By exercising three times a week, 70-year-old grandmother Mary Margaret Floyd lost 40 pounds in a year. The long-time avoider of exercise thought she could slide by as a “fluffy grandmother” and no one would notice.
But her doctor did and prescribed the “Exercise is Medicine” program.
Exercise is Medicine is a national initiative introduced by the American College of Sports Medicine (ACSM) and the American Medical Association (AMA), that brings health prevention and exercise into new focus. The program encourages health providers to raise the bar and encourage exercise for their patients.

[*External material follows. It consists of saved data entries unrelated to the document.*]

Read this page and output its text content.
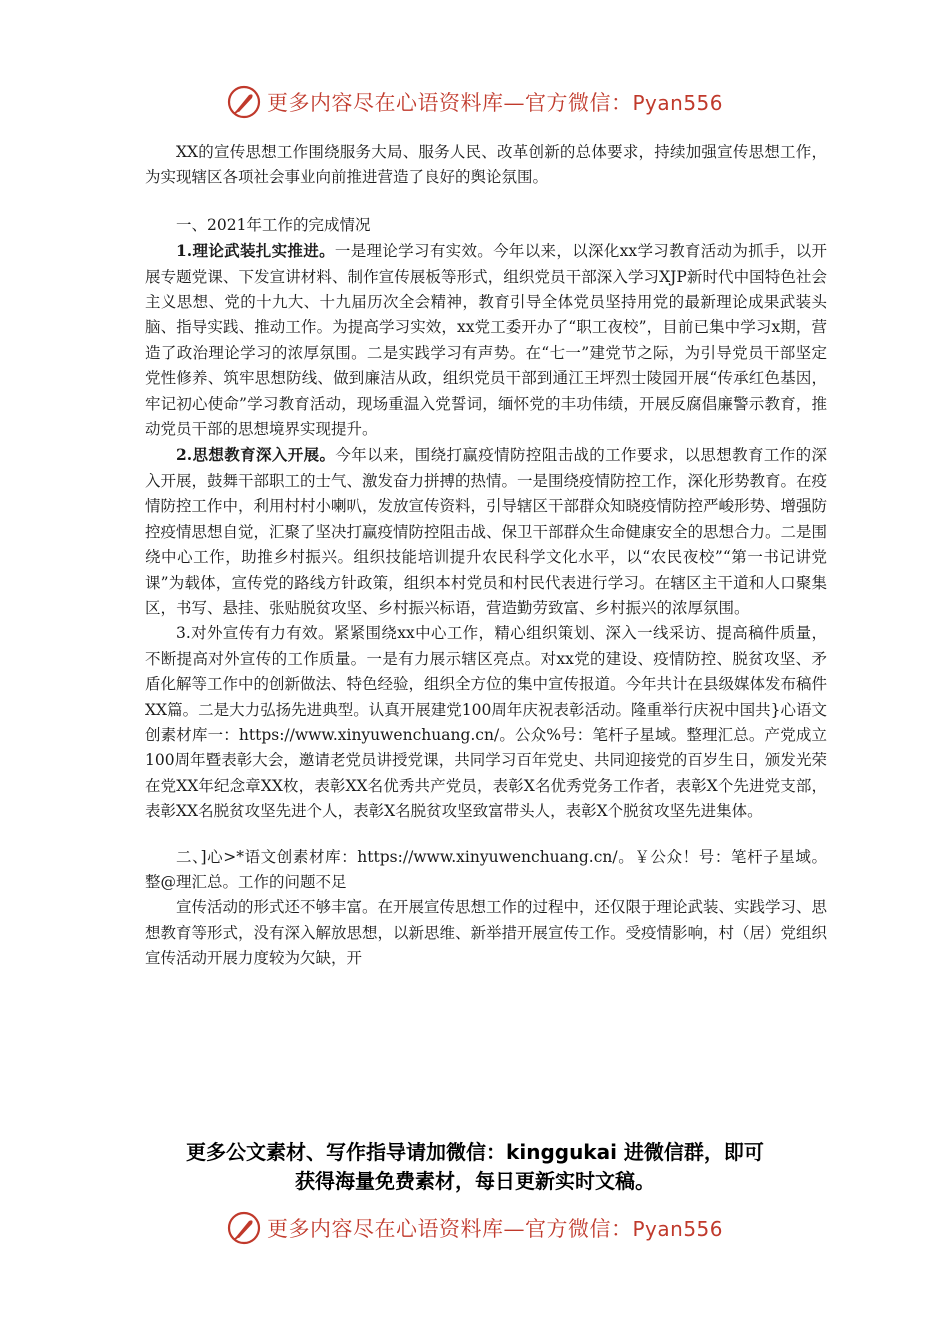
更多内容尽在心语资料库—官方微信：Pyan556

XX的宣传思想工作围绕服务大局、服务人民、改革创新的总体要求，持续加强宣传思想工作，为实现辖区各项社会事业向前推进营造了良好的舆论氛围。

一、2021年工作的完成情况

1.理论武装扎实推进。一是理论学习有实效。今年以来，以深化xx学习教育活动为抓手，以开展专题党课、下发宣讲材料、制作宣传展板等形式，组织党员干部深入学习XJP新时代中国特色社会主义思想、党的十九大、十九届历次全会精神，教育引导全体党员坚持用党的最新理论成果武装头脑、指导实践、推动工作。为提高学习实效，xx党工委开办了“职工夜校”，目前已集中学习x期，营造了政治理论学习的浓厚氛围。二是实践学习有声势。在“七一”建党节之际，为引导党员干部坚定党性修养、筑牢思想防线、做到廉洁从政，组织党员干部到通江王坪烈士陵园开展“传承红色基因，牢记初心使命”学习教育活动，现场重温入党誓词，缅怀党的丰功伟绩，开展反腐倡廉警示教育，推动党员干部的思想境界实现提升。

2.思想教育深入开展。今年以来，围绕打赢疫情防控阻击战的工作要求，以思想教育工作的深入开展，鼓舞干部职工的士气、激发奋力拼搏的热情。一是围绕疫情防控工作，深化形势教育。在疫情防控工作中，利用村村小喇叭，发放宣传资料，引导辖区干部群众知晓疫情防控严峻形势、增强防控疫情思想自觉，汇聚了坚决打赢疫情防控阻击战、保卫干部群众生命健康安全的思想合力。二是围绕中心工作，助推乡村振兴。组织技能培训提升农民科学文化水平，以“农民夜校”“第一书记讲党课”为载体，宣传党的路线方针政策，组织本村党员和村民代表进行学习。在辖区主干道和人口聚集区，书写、悬挂、张贴脱贫攻坚、乡村振兴标语，营造勤劳致富、乡村振兴的浓厚氛围。

3.对外宣传有力有效。紧紧围绕xx中心工作，精心组织策划、深入一线采访、提高稿件质量，不断提高对外宣传的工作质量。一是有力展示辖区亮点。对xx党的建设、疫情防控、脱贫攻坚、矛盾化解等工作中的创新做法、特色经验，组织全方位的集中宣传报道。今年共计在县级媒体发布稿件XX篇。二是大力弘扬先进典型。认真开展建党100周年庆祝表彰活动。隆重举行庆祝中国共}心语文创素材库一：https://www.xinyuwenchuang.cn/。公众%号：笔杆子星域。整理汇总。产党成立100周年暨表彰大会，邀请老党员讲授党课，共同学习百年党史、共同迎接党的百岁生日，颁发光荣在党XX年纪念章XX枚，表彰XX名优秀共产党员，表彰X名优秀党务工作者，表彰X个先进党支部，表彰XX名脱贫攻坚先进个人，表彰X名脱贫攻坚致富带头人，表彰X个脱贫攻坚先进集体。

二、]心>*语文创素材库：https://www.xinyuwenchuang.cn/。￥公众！号：笔杆子星域。整@理汇总。工作的问题不足

宣传活动的形式还不够丰富。在开展宣传思想工作的过程中，还仅限于理论武装、实践学习、思想教育等形式，没有深入解放思想，以新思维、新举措开展宣传工作。受疫情影响，村（居）党组织宣传活动开展力度较为欠缺，开

更多公文素材、写作指导请加微信：kinggukai 进微信群，即可
获得海量免费素材，每日更新实时文稿。
更多内容尽在心语资料库—官方微信：Pyan556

- Keep patients healthier through physical activity
- Monitor exercise and vital health signs
- Identify changes in health and address health problems earlier
- Decrease readmission rates
The key toward improved health is regular monitoring of exercise and health status—before, during or after treatment or surgery. On the Baylor Fort Worth campus, it all starts with a physical assessment at the Carter Center. Participants benefit by guided exercise, monitoring of vital signs and changes, as well as optional oversight by personal trainers.
Now an avid exerciser, Mary Margaret’s favorite piece of gym equipment is the treadmill, she gets “hyped up” on it. Before she started her exercise regime, Mary Margaret, who is a breast cancer survivor, had high blood pressure, shortness of breath and was overweight.